Chennai (AsiaNews) – La polizia indiana ha arrestato e in seguito rilasciato vescovi, sacerdoti, suore e fedeli in marcia per chiedere “pari diritti” per i dalit – gli intoccabili – cristiani. Il fermo è durato in tutto 4 ore. Tra gli arrestati vi erano mons. Anthonisamy Neethinathan, vescovo di Chinglepet, mons. Malayappan Chinnappa, arcivescovo di Madras-Mylapore e mons. Peter Fernando, arcivescovo di Madurai. La notizia è confermata da p. G. Cosmon Arokiaraj, membro della Conferenza episcopale indiana, che denuncia ad AsiaNews il trattamento che il governo del Tamil Nadu e l’esecutivo centrale riservano a “quanti si battono per una legittima lotta democratica”.
 
Gli arresti sono avvenuti a conclusione della “Lunga Marcia”, una camminata durata oltre un mese, partita da Kanyakumari e diretta a Chennai, nello stato del Tamil Nadu, nel sud-est de Paese. L’iniziativa ha visto l’adesione di migliaia di fedeli e intendeva sensibilizzare la popolazione e le autorità di governo sulle discriminazioni verso i dalit – senza casta – cristiani. Nonostante i disordini, avverrà comunque l’incontro pubblico a Mangkollai, a Chennai, previsto in origine come conclusione della manifestazione e annullato dopo il fermo di prelati e fedeli. All’evento parteciperanno circa 15mila persone. Per questa sera, alle 19 ora locale, è previsto un incontro privato tra i vescovi, vittime dell’arresto e il capo del consiglio dei ministri della regione.   
 
P. G Cosmon Arokiaraj, segretario esecutivo della Commissione episcopale per le questioni riguardanti le caste indiane, spiega ad AsiaNews la dinamica dei fermi: “Verso le 12.30 di oggi – racconta – mons.
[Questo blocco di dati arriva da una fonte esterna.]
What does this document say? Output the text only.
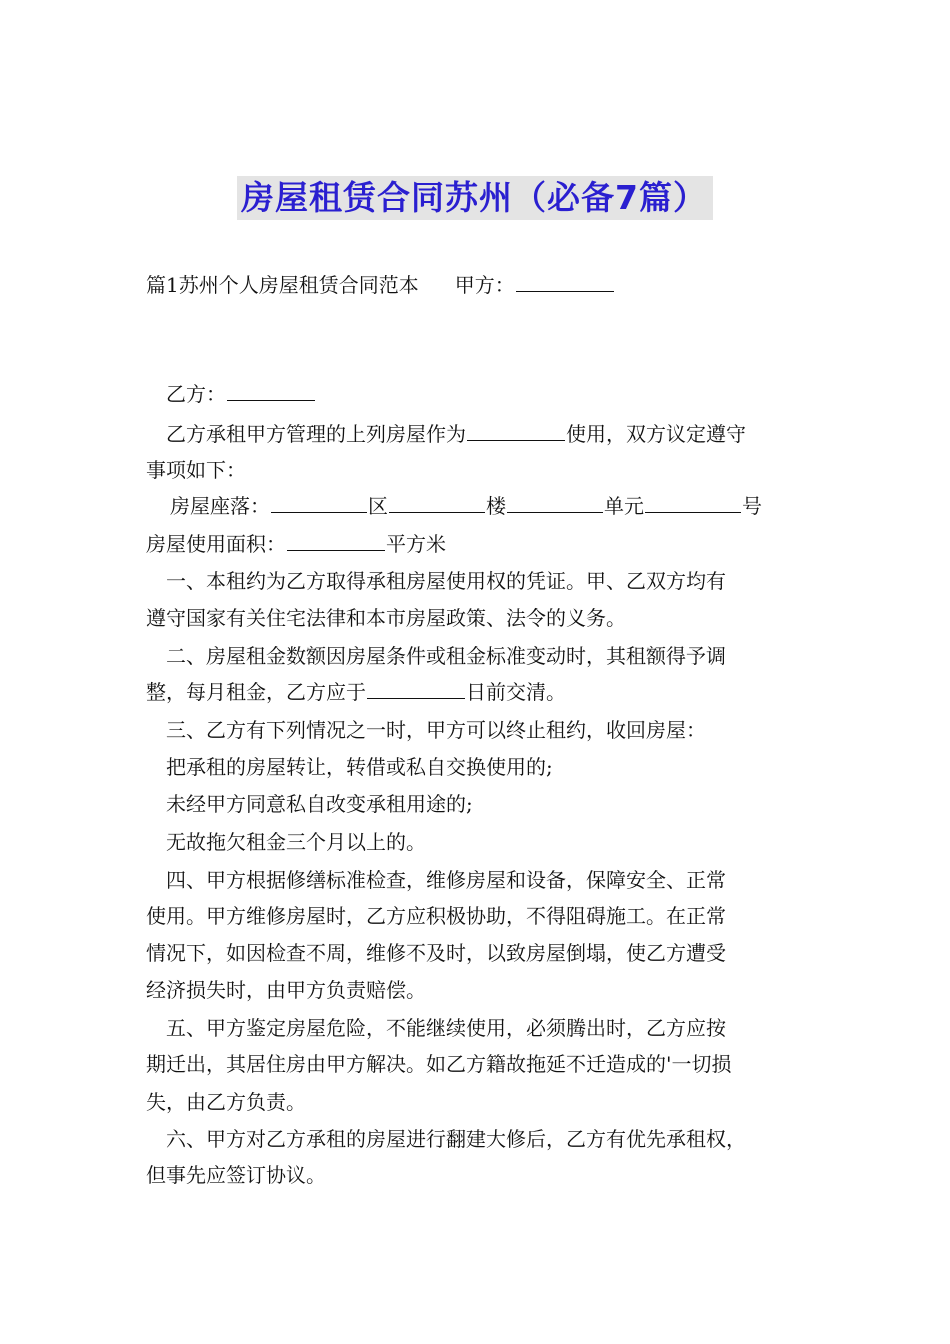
房屋租赁合同苏州（必备7篇）
篇1苏州个人房屋租赁合同范本 甲方：
乙方：
乙方承租甲方管理的上列房屋作为	使用，双方议定遵守
事项如下：
房屋座落：	区	楼	单元	号
房屋使用面积：	平方米
一、本租约为乙方取得承租房屋使用权的凭证。甲、乙双方均有
遵守国家有关住宅法律和本市房屋政策、法令的义务。
二、房屋租金数额因房屋条件或租金标准变动时，其租额得予调
整，每月租金，乙方应于	日前交清。
三、乙方有下列情况之一时，甲方可以终止租约，收回房屋：
把承租的房屋转让，转借或私自交换使用的;
未经甲方同意私自改变承租用途的;
无故拖欠租金三个月以上的。
四、甲方根据修缮标准检查，维修房屋和设备，保障安全、正常
使用。甲方维修房屋时，乙方应积极协助，不得阻碍施工。在正常
情况下，如因检查不周，维修不及时，以致房屋倒塌，使乙方遭受
经济损失时，由甲方负责赔偿。
五、甲方鉴定房屋危险，不能继续使用，必须腾出时，乙方应按
期迁出，其居住房由甲方解决。如乙方籍故拖延不迁造成的'一切损
失，由乙方负责。
六、甲方对乙方承租的房屋进行翻建大修后，乙方有优先承租权，
但事先应签订协议。
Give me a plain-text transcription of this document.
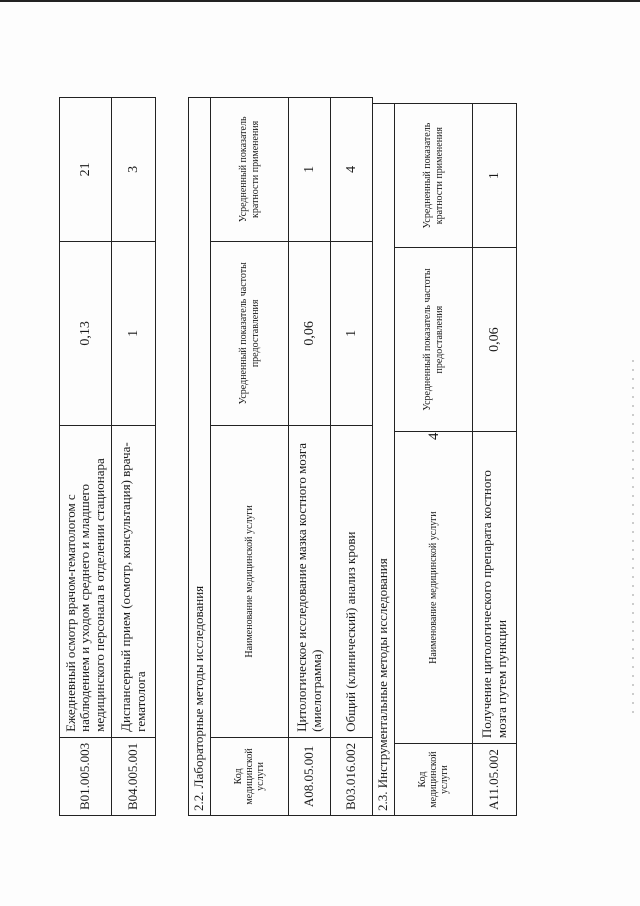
4
B01.005.003	Ежедневный осмотр врачом-гематологом с наблюдением и уходом среднего и младшего медицинского персонала в отделении стационара	0,13	21
B04.005.001	Диспансерный прием (осмотр, консультация) врача-гематолога	1	3
2.2. Лабораторные методы исследования			
Код медицинской услуги	Наименование медицинской услуги	Усредненный показатель частоты предоставления	Усредненный показатель кратности применения
A08.05.001	Цитологическое исследование мазка костного мозга (миелограмма)	0,06	1
B03.016.002	Общий (клинический) анализ крови	1	4
2.3. Инструментальные методы исследования			
Код медицинской услуги	Наименование медицинской услуги	Усредненный показатель частоты предоставления	Усредненный показатель кратности применения
A11.05.002	Получение цитологического препарата костного мозга путем пункции	0,06	1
Neethinathan insieme a 500 fedeli voleva unirsi alla Marcia. Mentre si trovava nei pressi di Guindy, una delle zone di Chennai, la polizia ha sbarrato il cammino, impedendo loro di attraversare la zona e li ha fermati”.
 
In precedenza, continua il religioso, verso le 11.30 altri due prelati volevano incontrare il Ministro capo del Tamil Nadu, sebbene egli non avesse concesso un appuntamento perché “non era preparato” al faccia a faccia con i leader cattolici. Venuti a conoscenza dell’arresto del vescovo di Chinglepet, “mons. Chinnappa e mons. Peter Fernando si sono diretti nella zona dell’incidente, nei pressi del Monte di San Tommaso, e sono stati anch’essi arrestati”.
 
Il sacerdote denuncia senza mezzi termini il fermo dei prelati e di centinaia di fedeli: “Questo è il modo in cui il governo dello Stato e l’esecutivo centrale rispondono a quanti si battono per una legittima lotta democratica”. Egli chiede a tutta la comunità cristiana di “sollevarsi” e rispondere “alla repressione”.